Твоя мартышка мочит х...й в моём стакане!

при этом тряся руками, как при игре на фортепиано.

А я, не взглядывая в сторону зрителей и тем менее зрительниц - как противны мне были эти клуши с толстыми ляжками, которые они из-под коротких юбок выставляли напоказ для таких же животных, как они сами! - всё пытался проникнуть в глубину его медовых глаз. Меня остро занимала эта загадка: как многократно отринутый Богом и тысячелетиями гонимый людьми народ ухитрился пережить всех своих гонителей - и, страшно сказать, не переживёт ли самого Бога? И в то же время, как бы со стороны, я любовался собою. Я был плечист, крепок и особенно привлекателен рядом с худым сутулым Мареком.

Потешаясь над Мареком, мои однокашники ни разу не спросили меня: А сам-то ты, Кригер... Не пархат? Справедливости ради отмечаю, что для подобного вопроса требовалось куда больше отваги, чем для рутинного пинка под зад Мареку Гольдману. Мой вес еще до окончания школы достиг восьмидесяти килограммов, и двухпудовую гирю я выжимал каждою рукой не меньше тридцати раз.

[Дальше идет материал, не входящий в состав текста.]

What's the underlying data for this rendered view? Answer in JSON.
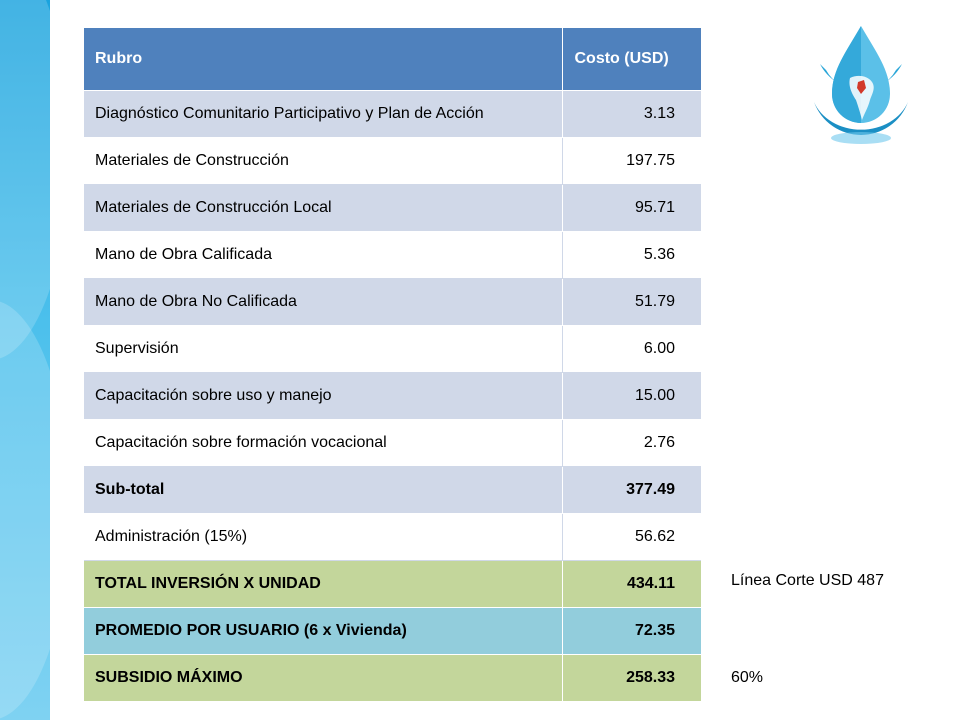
{
  "table": {
    "header": {
      "item": "Rubro",
      "cost": "Costo (USD)"
    },
    "rows": [
      {
        "item": "Diagnóstico Comunitario Participativo y Plan de Acción",
        "cost": "3.13"
      },
      {
        "item": "Materiales de Construcción",
        "cost": "197.75"
      },
      {
        "item": "Materiales de Construcción Local",
        "cost": "95.71"
      },
      {
        "item": "Mano de Obra Calificada",
        "cost": "5.36"
      },
      {
        "item": "Mano de Obra No Calificada",
        "cost": "51.79"
      },
      {
        "item": "Supervisión",
        "cost": "6.00"
      },
      {
        "item": "Capacitación sobre uso y manejo",
        "cost": "15.00"
      },
      {
        "item": "Capacitación sobre formación vocacional",
        "cost": "2.76"
      },
      {
        "item": "Sub-total",
        "cost": "377.49"
      },
      {
        "item": "Administración (15%)",
        "cost": "56.62"
      },
      {
        "item": "TOTAL INVERSIÓN X UNIDAD",
        "cost": "434.11"
      },
      {
        "item": "PROMEDIO POR USUARIO (6 x Vivienda)",
        "cost": "72.35"
      },
      {
        "item": "SUBSIDIO MÁXIMO",
        "cost": "258.33"
      }
    ]
  },
  "notes": {
    "cutoff": "Línea Corte USD 487",
    "percent": "60%"
  },
  "colors": {
    "header": "#4f81bd",
    "row_alt": "#d0d8e8",
    "total_green": "#c3d69b",
    "average_blue": "#92cddc",
    "side_band": "#1aa3de"
  },
  "icons": {
    "logo": "water-drop-south-america-logo-icon"
  }
}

Никого, пожалуй, не вспоминаю я с такою ясностью и с такою благодарностью, как Марека. Натуры, отдающиеся во власть половому инстинкту, воспевают первую любовь - но насколько же выше и богаче чувство, которое я испытывал к Мареку! И как многому научают подобные взаимоотношения - как в сфере высокой эстетики, так и на почве простых житейских премудростей. Например, где как не на живом примере узнаешь, что угроза боли действует быстрее и вернее, чем сама боль? И что за объект эстетических этюдов вряд ли кто вступится - особенно если симпатии аудитории не на его стороне.